STRING      :   '"' ~[<"]* '"'
            |   '\'' ~[<']* '\''
            ;

This works, however when I retrieve the STRING bit in my C# code with :

context.STRING().ToString();

I get the text wrapped in quotation marks like : "hello", instead of hello. So I try to change the parser grammar to :

attribute   :   Name '=' '"' STRING ;

or

attribute   :   Name '="' STRING ;

and I get the error : "cannot create implicit token for string literal in non-combined grammar"

I'm confused as to why the "=" is allowed in the parser grammar, but not quotation marks, and how to change the parser to retrieve the text without quotation marks. Also, it seems that the lexer already takes care of getting rid of quotation marks so I don't understand why I still get them when parsing.

1
I assume you have a rule like EQ: '='; in your lexer grammar, right?sepp2k
@sepp2k yes, I do , EQUALS : '=' ; however, the character literal is used here in the parser, right?greenfeet

1 Answers

1
votes

If you have separate lexer and parser grammars, you are allowed to use string literals in the parser if and only if you defined a lexer rule using that string literal in the lexer. Otherwise the lexer would never produce a token that matches that literal since the lexer has no idea which string literals do or don't appear in the parser (this is not the case for combined grammars, which is why the error message says "non-combined grammar").

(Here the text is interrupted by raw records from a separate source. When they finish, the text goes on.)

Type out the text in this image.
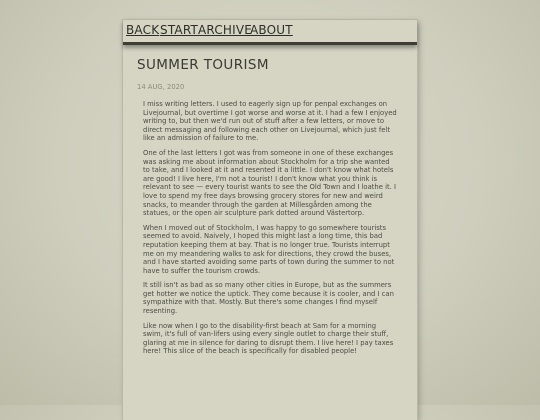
BACK START ARCHIVE
ABOUT
SUMMER TOURISM
14 AUG, 2020

I miss writing letters. I used to eagerly sign up for penpal exchanges on Livejournal, but overtime I got worse and worse at it. I had a few I enjoyed writing to, but then we'd run out of stuff after a few letters, or move to direct messaging and following each other on Livejournal, which just felt like an admission of failure to me.

One of the last letters I got was from someone in one of these exchanges was asking me about information about Stockholm for a trip she wanted to take, and I looked at it and resented it a little. I don't know what hotels are good! I live here, I'm not a tourist! I don't know what you think is relevant to see — every tourist wants to see the Old Town and I loathe it. I love to spend my free days browsing grocery stores for new and weird snacks, to meander through the garden at Millesgården among the statues, or the open air sculpture park dotted around Västertorp.

When I moved out of Stockholm, I was happy to go somewhere tourists seemed to avoid. Naively, I hoped this might last a long time, this bad reputation keeping them at bay. That is no longer true. Tourists interrupt me on my meandering walks to ask for directions, they crowd the buses, and I have started avoiding some parts of town during the summer to not have to suffer the tourism crowds.

It still isn't as bad as so many other cities in Europe, but as the summers get hotter we notice the uptick. They come because it is cooler, and I can sympathize with that. Mostly. But there's some changes I find myself resenting.

Like now when I go to the disability-first beach at Sam for a morning swim, it's full of van-lifers using every single outlet to charge their stuff, glaring at me in silence for daring to disrupt them. I live here! I pay taxes here! This slice of the beach is specifically for disabled people!
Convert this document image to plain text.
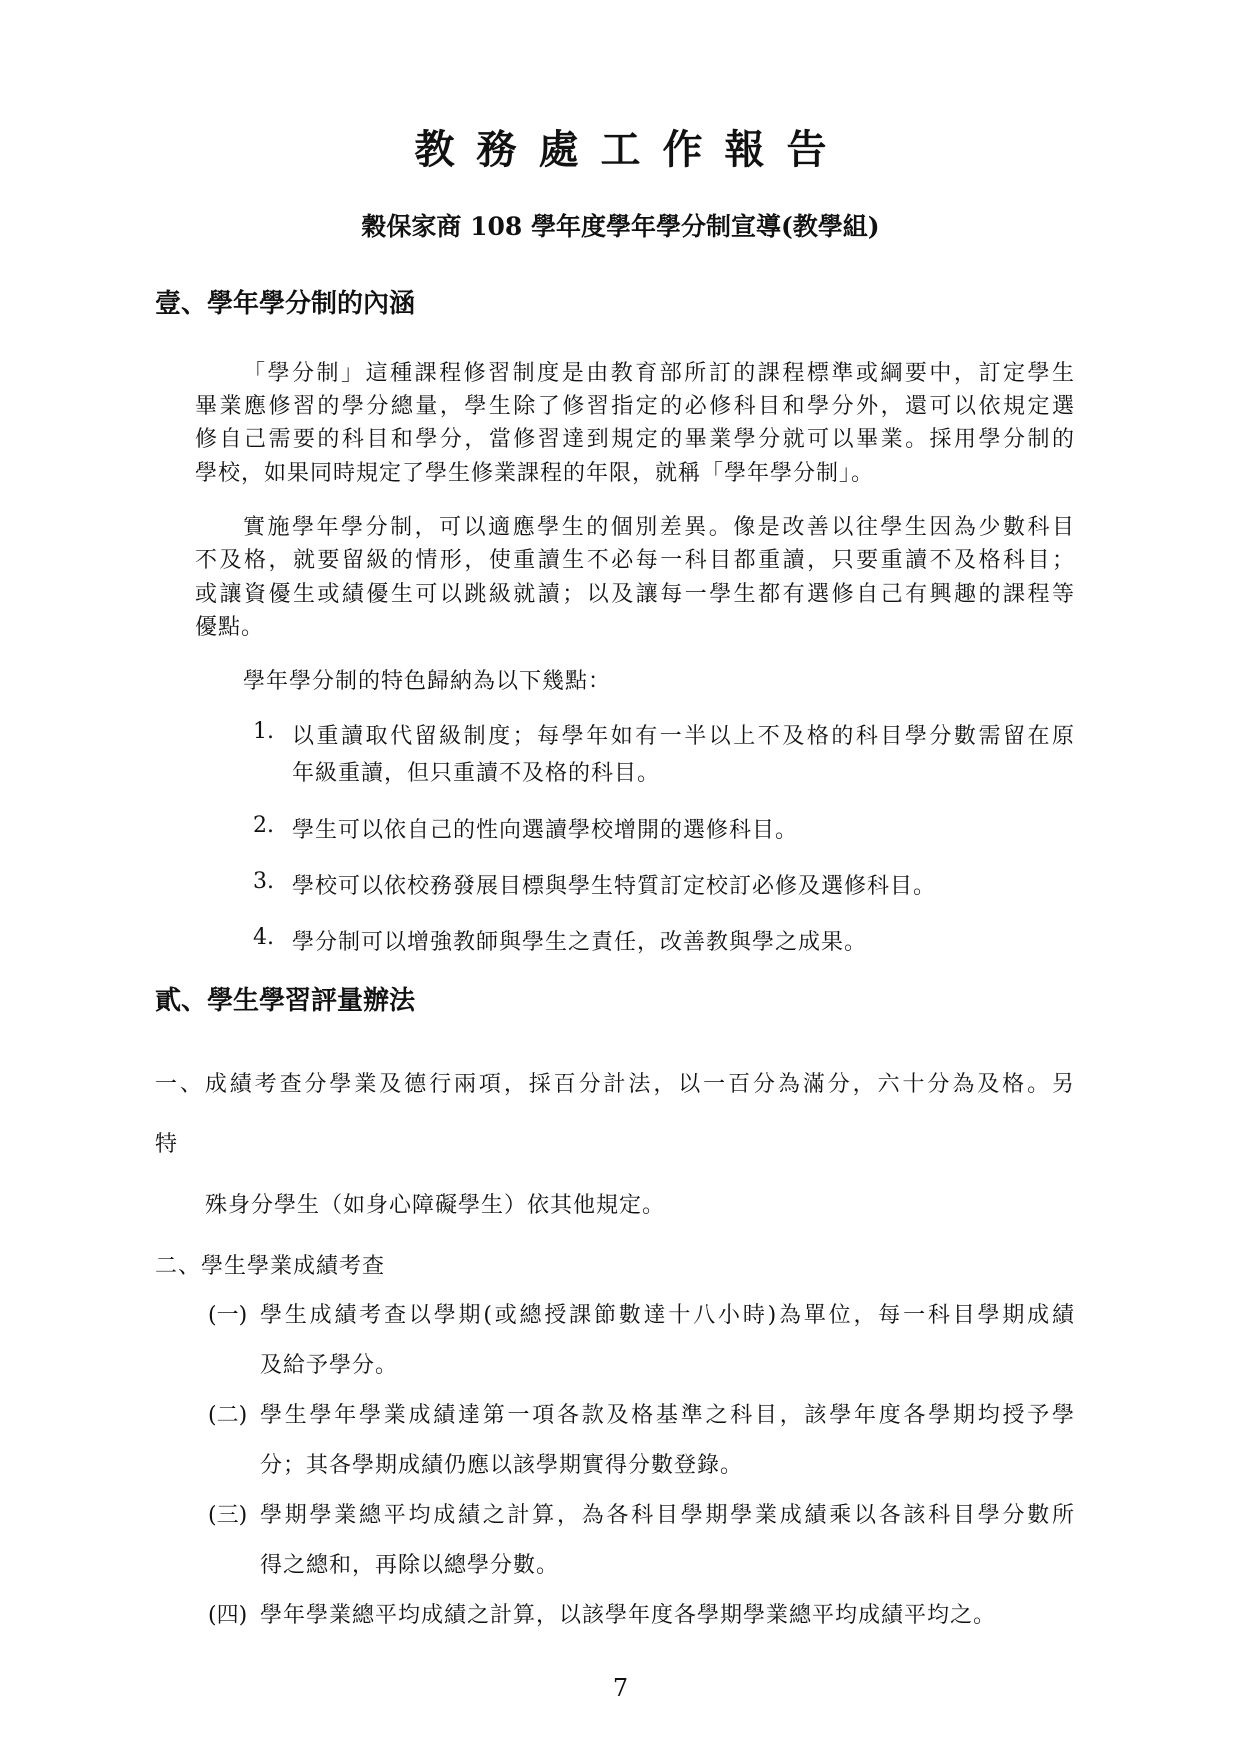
教務處工作報告
穀保家商 108 學年度學年學分制宣導(教學組)
壹、學年學分制的內涵
「學分制」這種課程修習制度是由教育部所訂的課程標準或綱要中，訂定學生
畢業應修習的學分總量，學生除了修習指定的必修科目和學分外，還可以依規定選
修自己需要的科目和學分，當修習達到規定的畢業學分就可以畢業。採用學分制的
學校，如果同時規定了學生修業課程的年限，就稱「學年學分制」。
實施學年學分制，可以適應學生的個別差異。像是改善以往學生因為少數科目
不及格，就要留級的情形，使重讀生不必每一科目都重讀，只要重讀不及格科目；
或讓資優生或績優生可以跳級就讀；以及讓每一學生都有選修自己有興趣的課程等
優點。
學年學分制的特色歸納為以下幾點：
1. 以重讀取代留級制度；每學年如有一半以上不及格的科目學分數需留在原
年級重讀，但只重讀不及格的科目。
2. 學生可以依自己的性向選讀學校增開的選修科目。
3. 學校可以依校務發展目標與學生特質訂定校訂必修及選修科目。
4. 學分制可以增強教師與學生之責任，改善教與學之成果。
貳、學生學習評量辦法
一、成績考查分學業及德行兩項，採百分計法，以一百分為滿分，六十分為及格。另
特
殊身分學生（如身心障礙學生）依其他規定。
二、學生學業成績考查
(一) 學生成績考查以學期(或總授課節數達十八小時)為單位，每一科目學期成績
及給予學分。
(二) 學生學年學業成績達第一項各款及格基準之科目，該學年度各學期均授予學
分；其各學期成績仍應以該學期實得分數登錄。
(三) 學期學業總平均成績之計算，為各科目學期學業成績乘以各該科目學分數所
得之總和，再除以總學分數。
(四) 學年學業總平均成績之計算，以該學年度各學期學業總平均成績平均之。
7
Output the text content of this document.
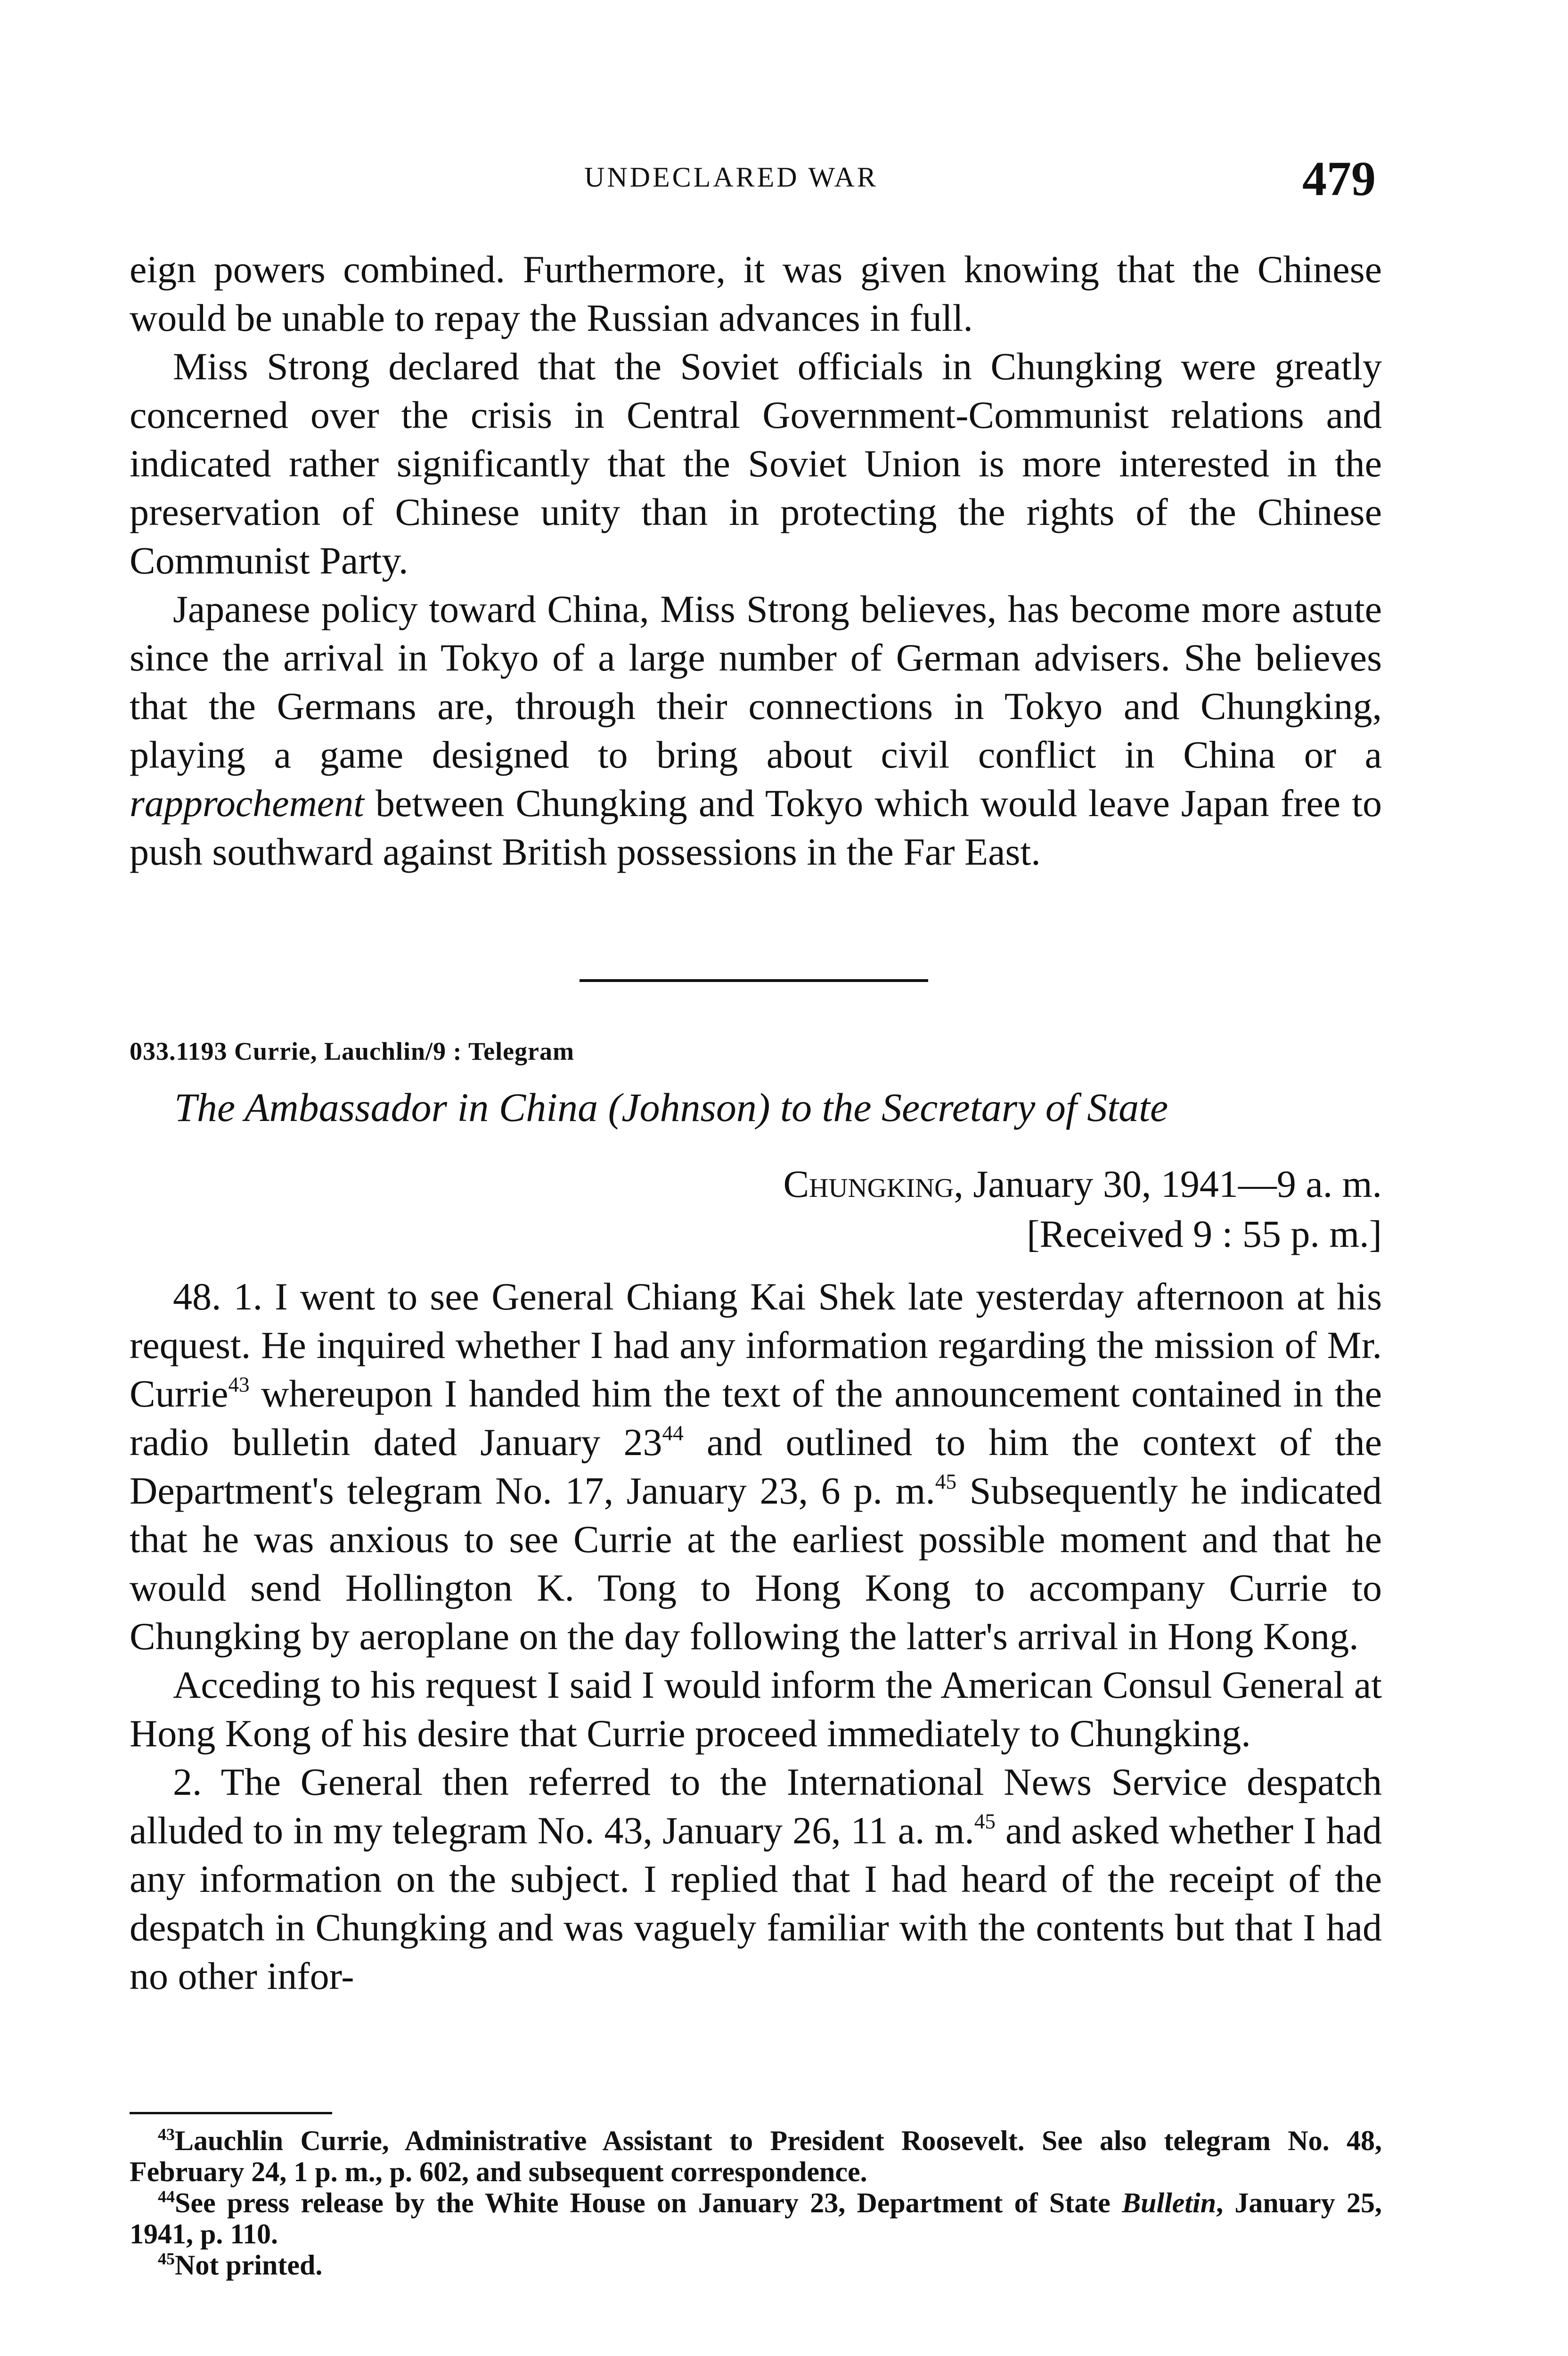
UNDECLARED WAR	479

eign powers combined. Furthermore, it was given knowing that the Chinese would be unable to repay the Russian advances in full.

Miss Strong declared that the Soviet officials in Chungking were greatly concerned over the crisis in Central Government-Communist relations and indicated rather significantly that the Soviet Union is more interested in the preservation of Chinese unity than in protecting the rights of the Chinese Communist Party.

Japanese policy toward China, Miss Strong believes, has become more astute since the arrival in Tokyo of a large number of German advisers. She believes that the Germans are, through their connections in Tokyo and Chungking, playing a game designed to bring about civil conflict in China or a rapprochement between Chungking and Tokyo which would leave Japan free to push southward against British possessions in the Far East.

033.1193 Currie, Lauchlin/9 : Telegram
The Ambassador in China (Johnson) to the Secretary of State
Chungking, January 30, 1941—9 a. m.
[Received 9 : 55 p. m.]

48. 1. I went to see General Chiang Kai Shek late yesterday afternoon at his request. He inquired whether I had any information regarding the mission of Mr. Currie$^{43}$ whereupon I handed him the text of the announcement contained in the radio bulletin dated January $23^{44}$ and outlined to him the context of the Department's telegram No. 17, January 23, 6 p. m.$^{45}$ Subsequently he indicated that he was anxious to see Currie at the earliest possible moment and that he would send Hollington K. Tong to Hong Kong to accompany Currie to Chungking by aeroplane on the day following the latter's arrival in Hong Kong.

Acceding to his request I said I would inform the American Consul General at Hong Kong of his desire that Currie proceed immediately to Chungking.

2. The General then referred to the International News Service despatch alluded to in my telegram No. 43, January 26, 11 a. m.$^{45}$ and asked whether I had any information on the subject. I replied that I had heard of the receipt of the despatch in Chungking and was vaguely familiar with the contents but that I had no other infor-

$^{43}$Lauchlin Currie, Administrative Assistant to President Roosevelt. See also telegram No. 48, February 24, 1 p. m., p. 602, and subsequent correspondence.

$^{44}$See press release by the White House on January 23, Department of State Bulletin, January 25, 1941, p. 110.

$^{45}$Not printed.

So you're allowed to use '=', but not '"' because you have the rule EQUALS: '=';, but no rule DQUOTE: '"';. But before you go ahead and add such a rule, let's think about what that would do and whether you want this (you don't):

If you added such a rule (or used a combined grammar where you could just use '"' without it), the attribute rule would now match a name token, followed by a = token, followed by a " token, followed by a string token. Since a string token already contains quotes at its beginning and end, that would look something like this:

SomeName   =    "   "hello"
 Name     '='  '"'  STRING

So that's not what you want. Plus it wouldn't even work, even if that were what you wanted: The first quote in the above input wouldn't be recognized as a '"' token - instead " " would be recognized as a string token, then hello as a Name and finally " as a '"' token (because there's no further quote that would make it match the STRING rule.

So this is the wrong direction to go and you shouldn't do that.


If what you want is to get the contents of the string without the quotes, the solution to that isn't to add more quotes to the grammar. You should just use Substring in your C# code to remove the first and last character from the string.